Wie wollen wir die Klimakatastrophe verhindern? Durch Festkleben auf der Straße? Durch gezielte Würfe von Brei auf Bilder in Museen? Müssen wir uns hier nicht fragen, wer von solchen Aktionen so beeindruckt wird, dass er im Rahmen des ihm Möglichen alles unternimmt, um die Klimakatastrophe zu verhindern? Dass die Klimakatastrophe höchstwahrscheinlich kommen wird, davon sind die meisten Wissenschaftler, Politiker und auch Menschen weltweit überzeugt.
An wen richten sich also dann Straßenblockaden und Gemüsebreiwürfe? Rütteln sie vielleicht den noch nicht ganz überzeugten Mitbürger auf? Möglich. Ist das aber wirkungsvoll? Da habe ich meine Zweifel. Ich befürchte vielmehr, dass die Aktionen, einmal abgesehen von der öffentlich geteilten Empörung der Autofahrer und Museumsbesucher, völlig vergeblich sind. Ich hege vielmehr den Verdacht, dass es den Handelnden vor allem darum gehen könnte, sich selbst zu entlasten, zu verdeutlichen, dass sie sich künftig nicht mehr dafür verantwortlich erachten, sollte der Katastrophenfall eintreten.

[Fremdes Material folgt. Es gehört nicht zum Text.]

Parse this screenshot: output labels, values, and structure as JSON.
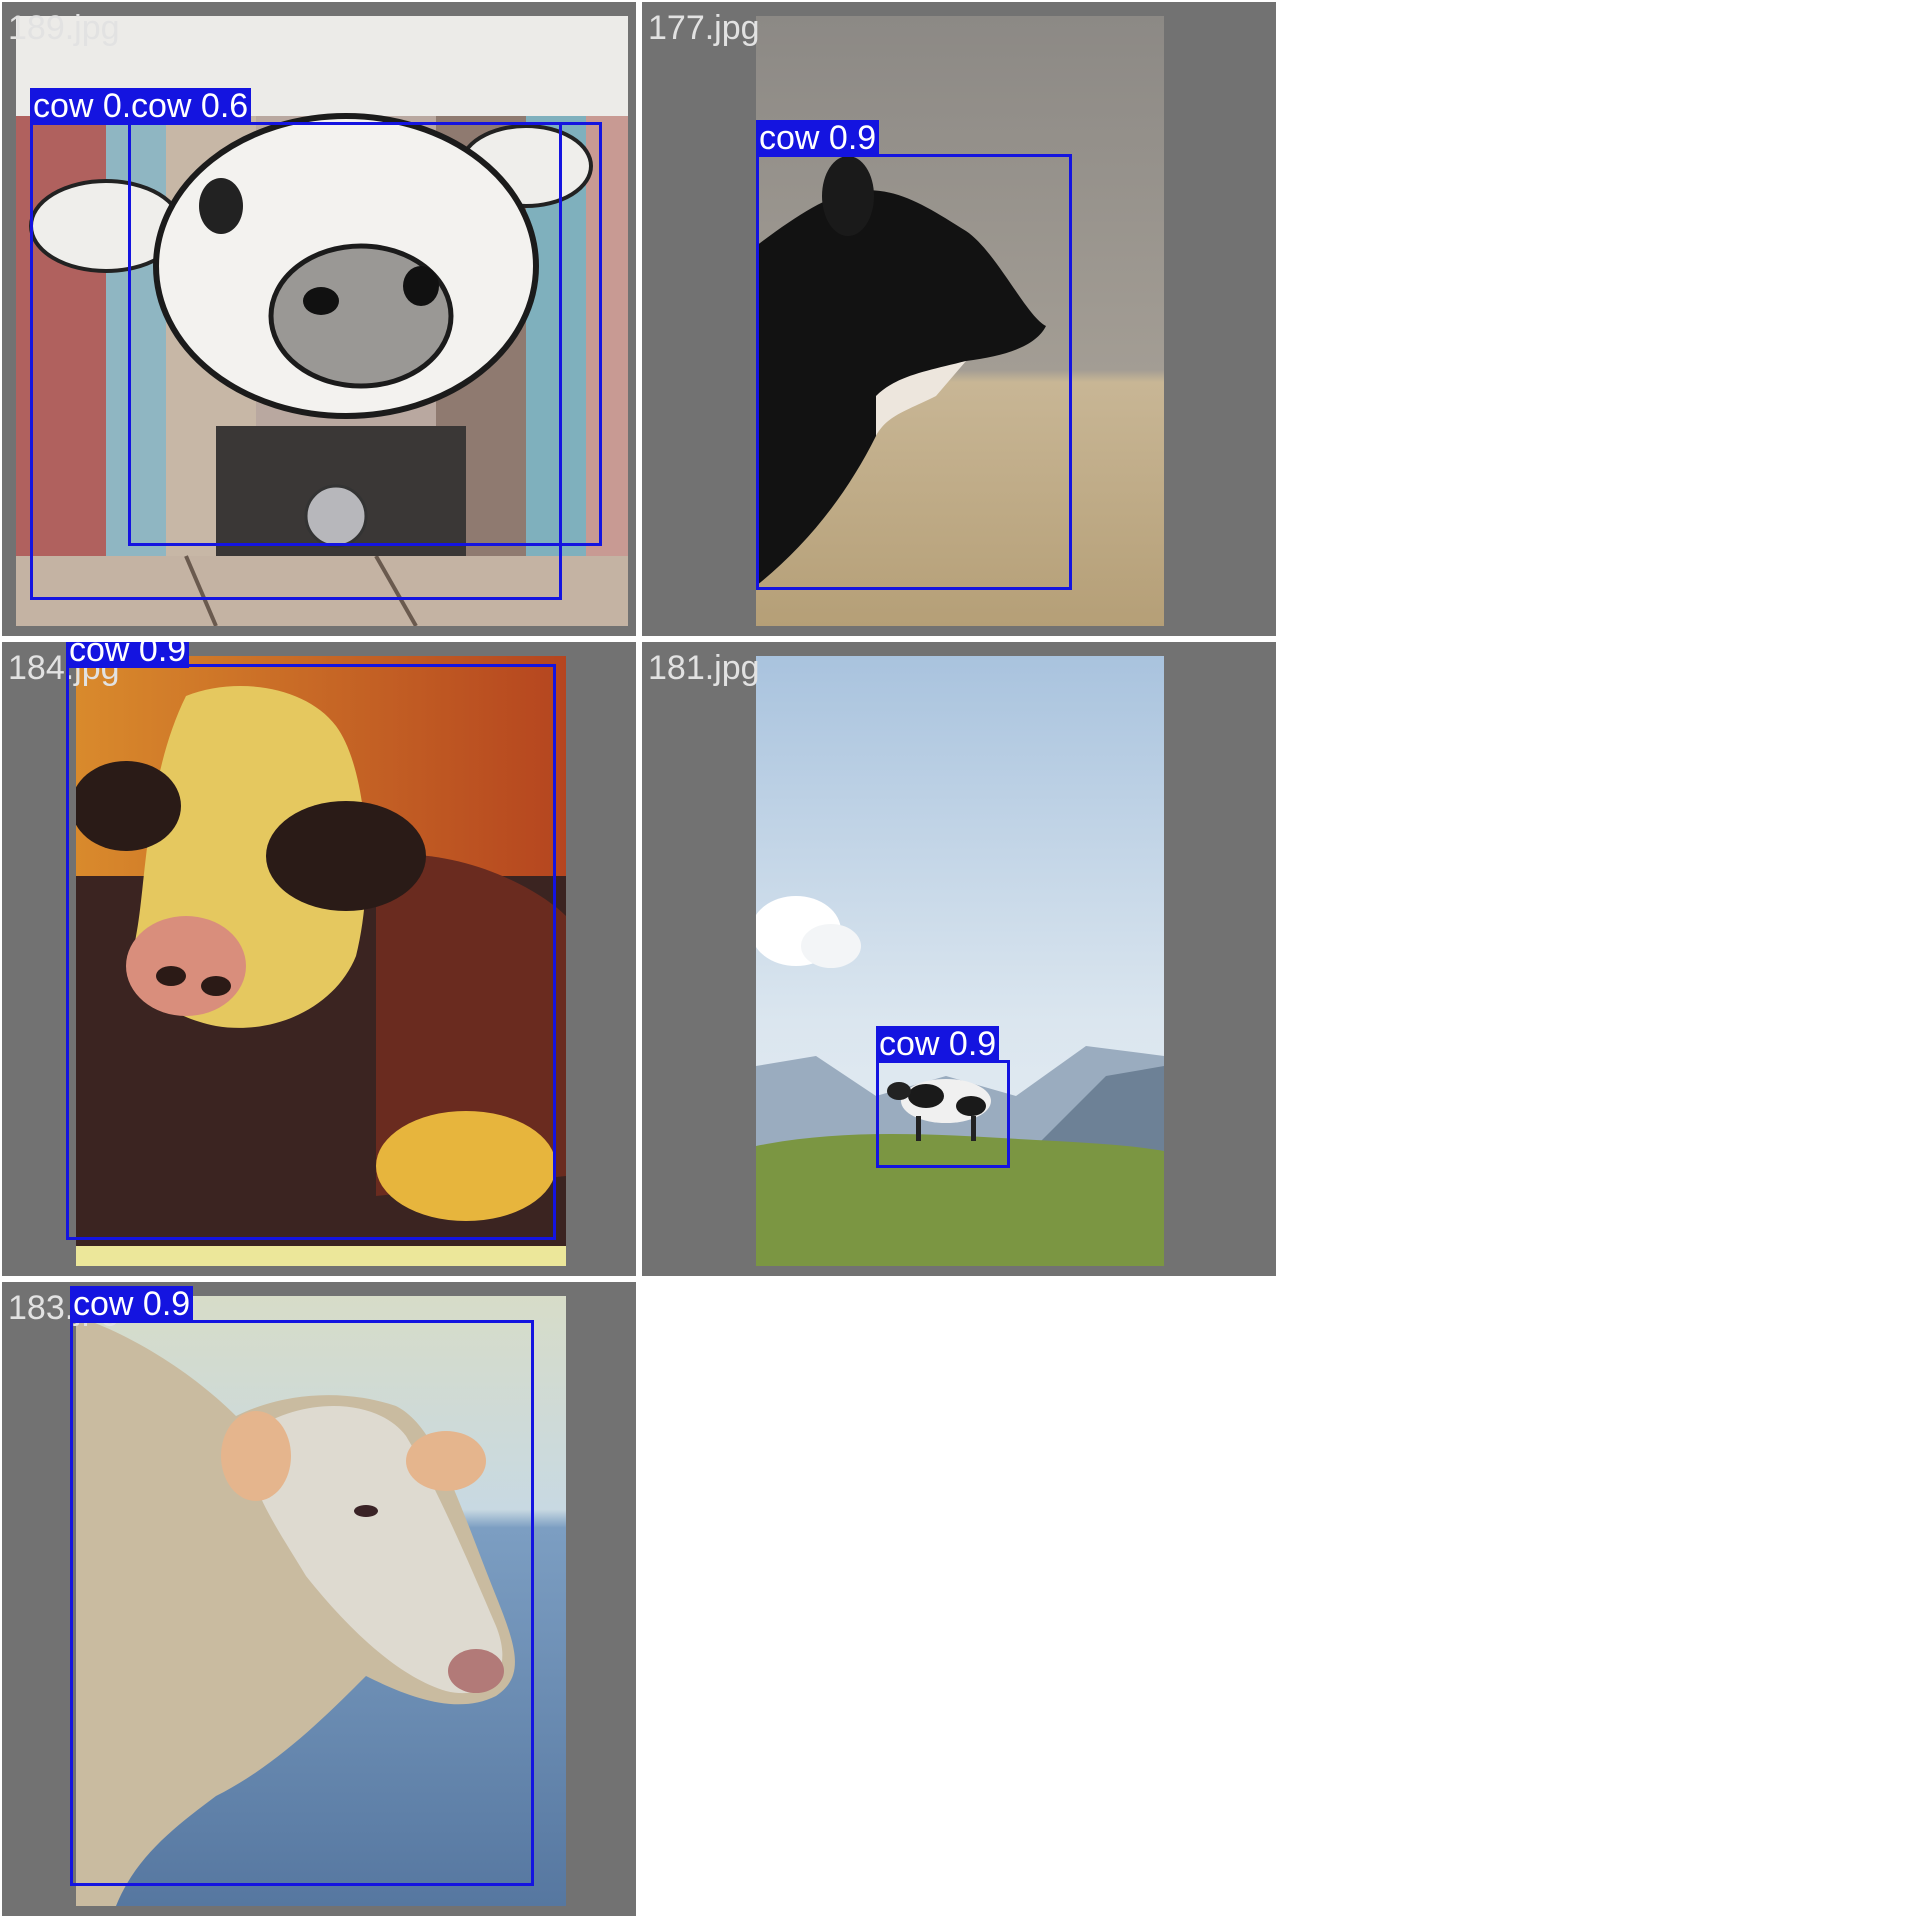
{
  "tiles": [
    {
      "filename": "189.jpg",
      "detections": [
        {
          "label": "cow 0.3"
        },
        {
          "label": "cow 0.6"
        }
      ]
    },
    {
      "filename": "177.jpg",
      "detections": [
        {
          "label": "cow 0.9"
        }
      ]
    },
    {
      "filename": "184.jpg",
      "detections": [
        {
          "label": "cow 0.9"
        }
      ]
    },
    {
      "filename": "181.jpg",
      "detections": [
        {
          "label": "cow 0.9"
        }
      ]
    },
    {
      "filename": "183.jpg",
      "detections": [
        {
          "label": "cow 0.9"
        }
      ]
    }
  ],
  "colors": {
    "box": "#1414e0",
    "background": "#727272",
    "filename_text": "#e2e2e2"
  }
}
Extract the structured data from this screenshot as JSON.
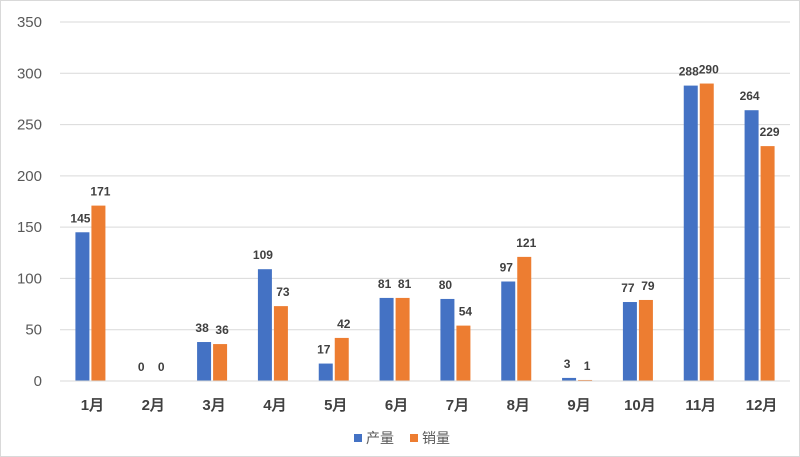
{
  "chart_data": {
    "type": "bar",
    "title": "",
    "xlabel": "",
    "ylabel": "",
    "categories": [
      "1月",
      "2月",
      "3月",
      "4月",
      "5月",
      "6月",
      "7月",
      "8月",
      "9月",
      "10月",
      "11月",
      "12月"
    ],
    "series": [
      {
        "name": "产量",
        "color": "#4472c4",
        "values": [
          145,
          0,
          38,
          109,
          17,
          81,
          80,
          97,
          3,
          77,
          288,
          264
        ]
      },
      {
        "name": "销量",
        "color": "#ed7d31",
        "values": [
          171,
          0,
          36,
          73,
          42,
          81,
          54,
          121,
          1,
          79,
          290,
          229
        ]
      }
    ],
    "ylim": [
      0,
      350
    ],
    "yticks": [
      0,
      50,
      100,
      150,
      200,
      250,
      300,
      350
    ],
    "grid": true,
    "legend_position": "bottom",
    "data_labels": true
  }
}
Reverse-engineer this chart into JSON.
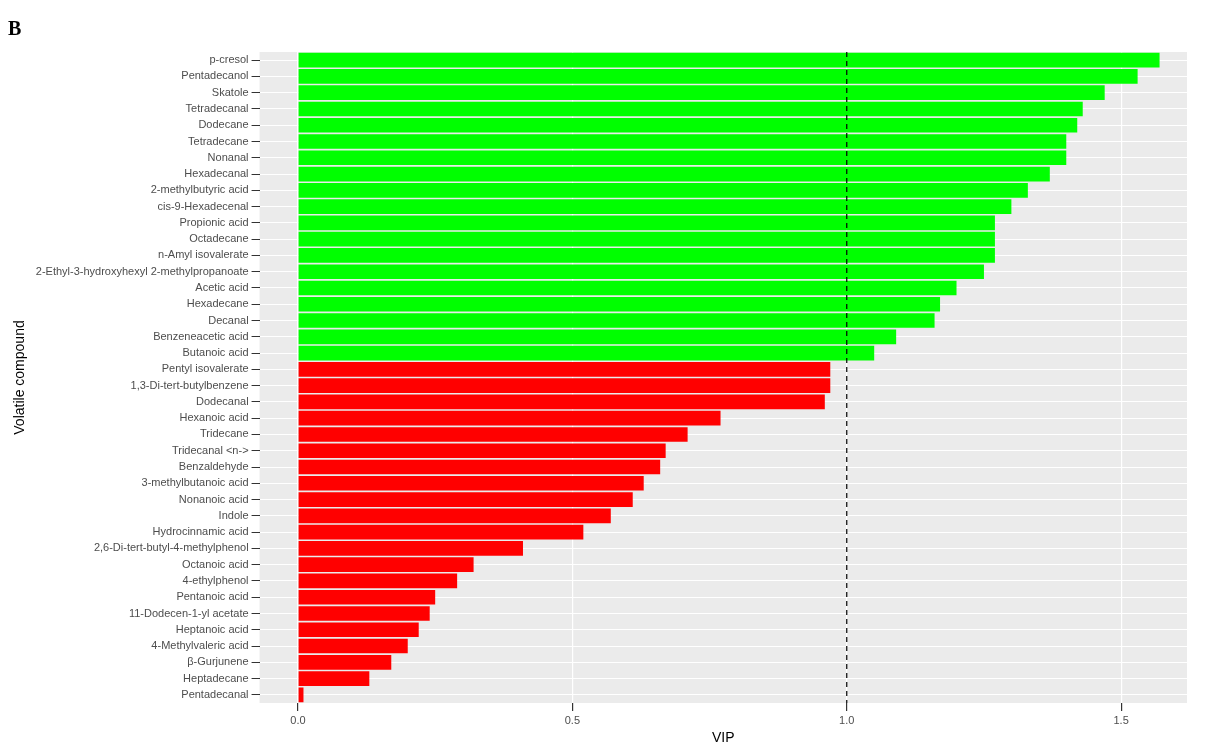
{
  "chart_data": {
    "type": "bar",
    "orientation": "horizontal",
    "title": "B",
    "xlabel": "VIP",
    "ylabel": "Volatile compound",
    "categories": [
      "p-cresol",
      "Pentadecanol",
      "Skatole",
      "Tetradecanal",
      "Dodecane",
      "Tetradecane",
      "Nonanal",
      "Hexadecanal",
      "2-methylbutyric acid",
      "cis-9-Hexadecenal",
      "Propionic acid",
      "Octadecane",
      "n-Amyl isovalerate",
      "2-Ethyl-3-hydroxyhexyl 2-methylpropanoate",
      "Acetic acid",
      "Hexadecane",
      "Decanal",
      "Benzeneacetic acid",
      "Butanoic acid",
      "Pentyl isovalerate",
      "1,3-Di-tert-butylbenzene",
      "Dodecanal",
      "Hexanoic acid",
      "Tridecane",
      "Tridecanal <n->",
      "Benzaldehyde",
      "3-methylbutanoic acid",
      "Nonanoic acid",
      "Indole",
      "Hydrocinnamic acid",
      "2,6-Di-tert-butyl-4-methylphenol",
      "Octanoic acid",
      "4-ethylphenol",
      "Pentanoic acid",
      "11-Dodecen-1-yl acetate",
      "Heptanoic acid",
      "4-Methylvaleric acid",
      "β-Gurjunene",
      "Heptadecane",
      "Pentadecanal"
    ],
    "values": [
      1.57,
      1.53,
      1.47,
      1.43,
      1.42,
      1.4,
      1.4,
      1.37,
      1.33,
      1.3,
      1.27,
      1.27,
      1.27,
      1.25,
      1.2,
      1.17,
      1.16,
      1.09,
      1.05,
      0.97,
      0.97,
      0.96,
      0.77,
      0.71,
      0.67,
      0.66,
      0.63,
      0.61,
      0.57,
      0.52,
      0.41,
      0.32,
      0.29,
      0.25,
      0.24,
      0.22,
      0.2,
      0.17,
      0.13,
      0.01
    ],
    "colors": [
      "#00ff00",
      "#00ff00",
      "#00ff00",
      "#00ff00",
      "#00ff00",
      "#00ff00",
      "#00ff00",
      "#00ff00",
      "#00ff00",
      "#00ff00",
      "#00ff00",
      "#00ff00",
      "#00ff00",
      "#00ff00",
      "#00ff00",
      "#00ff00",
      "#00ff00",
      "#00ff00",
      "#00ff00",
      "#ff0000",
      "#ff0000",
      "#ff0000",
      "#ff0000",
      "#ff0000",
      "#ff0000",
      "#ff0000",
      "#ff0000",
      "#ff0000",
      "#ff0000",
      "#ff0000",
      "#ff0000",
      "#ff0000",
      "#ff0000",
      "#ff0000",
      "#ff0000",
      "#ff0000",
      "#ff0000",
      "#ff0000",
      "#ff0000",
      "#ff0000"
    ],
    "xlim": [
      -0.07,
      1.62
    ],
    "xticks": [
      {
        "value": 0,
        "label": "0.0"
      },
      {
        "value": 0.5,
        "label": "0.5"
      },
      {
        "value": 1,
        "label": "1.0"
      },
      {
        "value": 1.5,
        "label": "1.5"
      }
    ],
    "ref_lines": [
      {
        "axis": "x",
        "value": 1,
        "line_style": "dashed",
        "color": "#000000"
      }
    ],
    "grid": true,
    "legend": false
  }
}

Diese Aktionsform der Freisprechung ist geschichtlich und religiös verbürgt, deshalb leicht verständlich, aber stellt keine Möglichkeit dar, persönlich oder kollektiv der Katastrophe zu entgehen. Die Katastrophe wird auch diejenigen treffen, die sich zu Recht oder zu Unrecht weniger schuldig fühlen. Tatsächlich unschuldig kann allerdings kein Mensch, keine Politik, kein Staat oder wirtschaftliche Einrichtung sein. Wir alle haben uns kenntnisreich in diese Auseinandersetzung hineinmanövriert.
Es herrscht Krieg, und zwar Klimakrieg. Nachdem die Natur eine Zeit lang zur Kenntnis nehmen musste, wie wir sie ausbeuten, uns ihrer Ressourcen bemächtigen und sie auf jede nur denkbare Art und Weise verwunden, hat sie selbst den Spieß umgedreht und uns den Krieg erklärt, uns in einen Kampf gezwungen, den wir allen Prognosen zufolge verlieren werden. Wenn dies unser Erkenntnisbild ist, was können wir, was müssen wir tun, um diesen Krieg zu beenden?
Sehen wir dies einmal so: Die Antwort liegt in unserer langen Erfahrung mit Kriegen begründet. Wir Menschen hatten schon oft Gelegenheit, diese Kriege aus Einsicht oder den Umständen entsprechend zu beenden. Warum nutzen wir also dann nicht unsere Erfahrung und fordern diejenigen, die Kriege führen und auch Kriege beenden können, uns bei der Prüfung aller Möglichkeiten zu unterstützen?
Aber auch noch weitere Erfahrungen könnten uns bei der Katastrophenbewältigung hilfreich sein, und zwar die der Pandemie, aktuell die Corona-Pandemie. Auch hier haben wir gelernt, welche Maßnahmen hilfreich sein könnten, um die Katastrophe zu verhindern. Plötzlich war diese Erkenntnis da und es gab auch zumindest ansatz- und zeitweise eine internationale Gemeinsamkeit bei der Überwindung der Pandemie. Warum sollte es nicht gelingen, bei einer noch weitreichenderen Katastrophe, also der Klimakatastrophe, dieselben Mechaniken in Gang zu setzen?
Ich befürchte, weil wir im Gegensatz zu Kriegen und Pandemien noch keine Erfahrung mit Klimakatastrophen und deren Wirkungsweisen haben. Ich glaube, dies unter anderem an der Selbstgefälligkeit, mit der alle Beteiligten bisher mit dieser Katastrophe umgehen, festmachen zu können. Die Natur ist nicht der Aggressor, den Planeten gilt es, nicht zu bekämpfen, aber vielleicht betrachten wir uns als ein Virus, welches ein Interesse daran hat zu überleben und nach einem Ausweg sucht, angesichts der Fähigkeit unserer Umwelt, unseres Planeten und der Sonne, uns zu vernichten.